The following are the most common symptoms of myasthenia gravis. However, each child may experience symptoms differently. Symptoms may include:
- Babies with neonatal MG may be weak, with a poor suck, and may have respiratory difficulty. A few babies may need the help of a mechanical breathing machine if their respiratory muscles are too weak to breathe on their own. Symptoms go away as the maternal antibodies disappear over time.
- Congenital MG symptoms may begin in the first year, with generalized weakness in the arms and legs, and delays in motor skills such as crawling, sitting, and walking. Babies may have difficulty feeding and may have weak eyelids and poor head control.
- Juvenile MG symptoms may begin gradually over weeks or months. The child may become excessively tired after very little activity, and begin to have problems chewing and swallowing. Drooping eyelids may be so severe that the child cannot see.
The symptoms of myasthenia gravis may resemble other conditions. Always consult your child's physician for a diagnosis.
The diagnosis of myasthenia gravis is made after the sudden or gradual onset of specific symptoms and after diagnostic testing. During the physical examination, the physician obtains a complete medical history of the child, and may also ask if there is a family history of any medical problems.
Diagnosis of MG is usually confirmed with a Tensilon test. With this test, a small amount of medicine (Tensilon) is injected into the child. If the child has MG, an immediate, but brief, increase in muscle tone is noted.
Other diagnostic tests that may be performed to help confirm the diagnosis of myasthenia gravis include:
- blood tests
- genetic tests - diagnostic tests that evaluate for conditions that have a tendency to run in families.
- electromyogram (EMG) - a test that measures the electrical activity of a muscle or a group of muscles.
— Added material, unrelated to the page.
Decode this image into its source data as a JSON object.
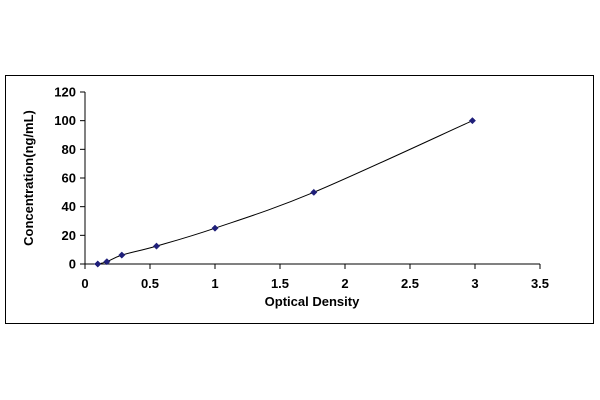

An EMG can detect abnormal electrical muscle activity due to diseases and neuromuscular conditions.
- muscle biopsy - a small sample of the muscle is removed and examined to determine and confirm a diagnosis or condition.
Specific treatment for myasthenia gravis will be determined by your child's physician based on:
- your child's age, overall health, and medical history
- the extent of the condition
- your child's tolerance for specific medications, procedures, or therapies
- expectations for the course of the condition
- your opinion or preference
There is no cure for MG, but the symptoms can sometimes be controlled. Myasthenia gravis is a life-long medical condition and the key to medically managing MG is early detection.
The goal of treatment is to prevent respiratory problems and provide adequate nutritional care to the child since the swallowing and breathing muscles are affected by this condition.
Treatment may include:
- thymectomy - surgical removal of the thymus gland. The role of the thymus gland in MG is not fully understood, and the thymectomy may or may not improve a child's symptoms.
- plasmapheresis - a procedure that removes abnormal antibodies from the blood and replaces the child's blood with normal antibodies through donated blood.
The extent of the problems is dependent on the severity of the condition and the presence of other problems that could affect the child. In severe cases, a breathing machine may be required to help the child breathe easier.
The healthcare team educates the family after hospitalization on how to best care for their child at home and outlines specific clinical problems that require immediate medical attention by their physician. A child with MG requires frequent medical evaluations throughout his/her life.
It is important to allow the child as much independent function and self care, especially with juvenile MG, as possible and to promote age-appropriate activities to ensure a sense of normalcy.